Down the Nile: Alone in a Fisherman’s Skiff– Rosemary Mahoney

As a kid, I was fascinated by Ancient Egypt. The history, the culture, the belief system, everything! (I will not confirm nor deny that I made my own form of hieroglyphics and was obsessed with the Mummy movies.) So, when this book, Down the Nile: Alone in a Fisherman’s Skiff kept popping up as a must read, I was excited that my literary journey was taking me to Egypt next.


Down the Nile is the journey of one woman who wants to buy a boat and row down the Nile alone. She faces numerous struggles, especially finding someone that her a boat. But, the book is so much more than this. It’s a crossroads of Egyptian history, contemporary culture, and Mahoney’s personal journey. The way she intertwines each of these dimensions into her story makes this read interesting and quick to read.


One of my favorite aspects of this book is the female lead. It gives this story a depth or an angle that wouldn’t be there if it was a male lead. Mahoney combines the challenges solo female travelers face, and how the gender inequality in Egypt amplified these challenges. I’ve personally never done a solo trip, but I could still relate to different experiences she had.

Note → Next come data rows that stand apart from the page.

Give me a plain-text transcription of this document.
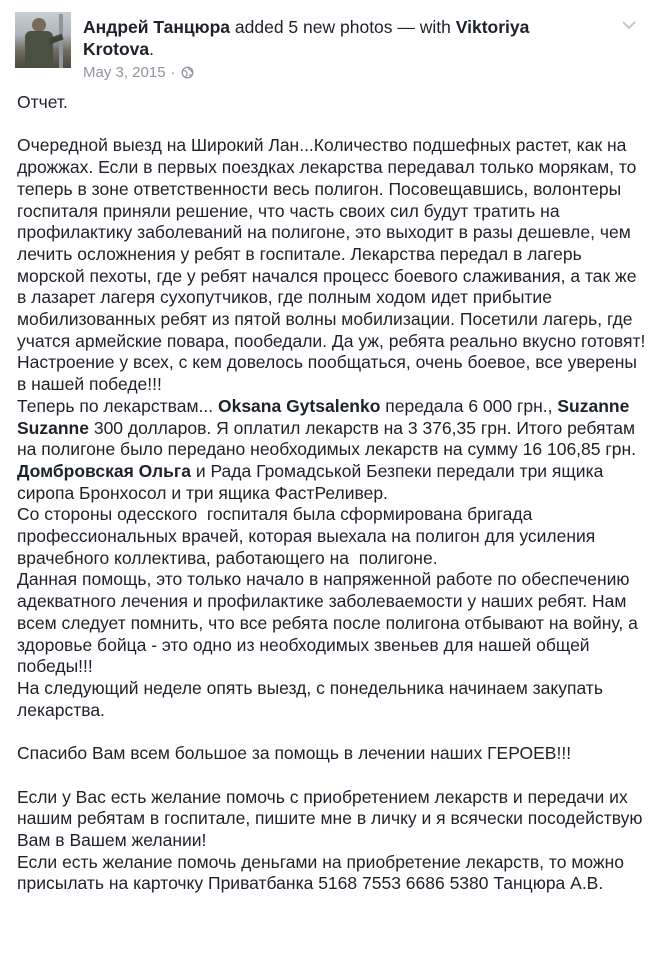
Андрей Танцюра added 5 new photos — with Viktoriya Krotova.
May 3, 2015 ·

Отчет.

Очередной выезд на Широкий Лан...Количество подшефных растет, как на дрожжах. Если в первых поездках лекарства передавал только морякам, то теперь в зоне ответственности весь полигон. Посовещавшись, волонтеры госпиталя приняли решение, что часть своих сил будут тратить на профилактику заболеваний на полигоне, это выходит в разы дешевле, чем лечить осложнения у ребят в госпитале. Лекарства передал в лагерь морской пехоты, где у ребят начался процесс боевого слаживания, а так же в лазарет лагеря сухопутчиков, где полным ходом идет прибытие мобилизованных ребят из пятой волны мобилизации. Посетили лагерь, где учатся армейские повара, пообедали. Да уж, ребята реально вкусно готовят! Настроение у всех, с кем довелось пообщаться, очень боевое, все уверены в нашей победе!!!

Теперь по лекарствам... Oksana Gytsalenko передала 6 000 грн., Suzanne Suzanne 300 долларов. Я оплатил лекарств на 3 376,35 грн. Итого ребятам на полигоне было передано необходимых лекарств на сумму 16 106,85 грн.

Домбровская Ольга и Рада Громадськой Безпеки передали три ящика сиропа Бронхосол и три ящика ФастРеливер.

Со стороны одесского  госпиталя была сформирована бригада профессиональных врачей, которая выехала на полигон для усиления врачебного коллектива, работающего на  полигоне.

Данная помощь, это только начало в напряженной работе по обеспечению адекватного лечения и профилактике заболеваемости у наших ребят. Нам всем следует помнить, что все ребята после полигона отбывают на войну, а здоровье бойца - это одно из необходимых звеньев для нашей общей победы!!!

На следующий неделе опять выезд, с понедельника начинаем закупать лекарства.

Спасибо Вам всем большое за помощь в лечении наших ГЕРОЕВ!!!

Если у Вас есть желание помочь с приобретением лекарств и передачи их нашим ребятам в госпитале, пишите мне в личку и я всячески посодействую Вам в Вашем желании!

Если есть желание помочь деньгами на приобретение лекарств, то можно присылать на карточку Приватбанка 5168 7553 6686 5380 Танцюра А.В.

I was pleasantly surprised the book didn’t take place at all in Cairo, but in the smaller village of Aswan. I won’t lie, i was a little hesitant to read a book that didn’t take place in the capital city, the city that I knew most about. But honestly, this setting was so much better. Travelling is so different when you step outside the city! (I’m sure I’ll elaborate more on this idea when I talk more about some of my own travel adventures. Hint hint: Cuba!)


Let me wrap up, like I’ll probably end up doing at the end of each of these posts. Would I recommend this book? ABSOLUTELY. Does this book make me want to go to Egypt? It really does!



♦♦ Culture Bit: Egypt is Everywhere ♦♦

One thing Mahoney mentioned was how Egypt was everywhere, specifically naming some places in France such as the Louvre and Place de la Concorde, aka two places I visited when I was living in Paris. The first photo below is of a Sphinx hosted in the Louvre. I don’t have my own picture of Place de la Concorde, but I do vividly remember getting off the metro stop and popping up near this square when I was on the way to the doctor. (What a story!) I also remember going to an some Egyptian culture exhibit at the Buffalo Science Museum when I was 10?
Living in DC has also presented some symbols of Egypt in my daily life. First, the Washington Monument is an obelisk, which were popular in Egyptian architecture. Secondly, I live in Alexandria, right near the George Washington Masonic National Memorial. (Second picture below is of the memorial.) This building was designed after the ancient lighthouse of Alexandria.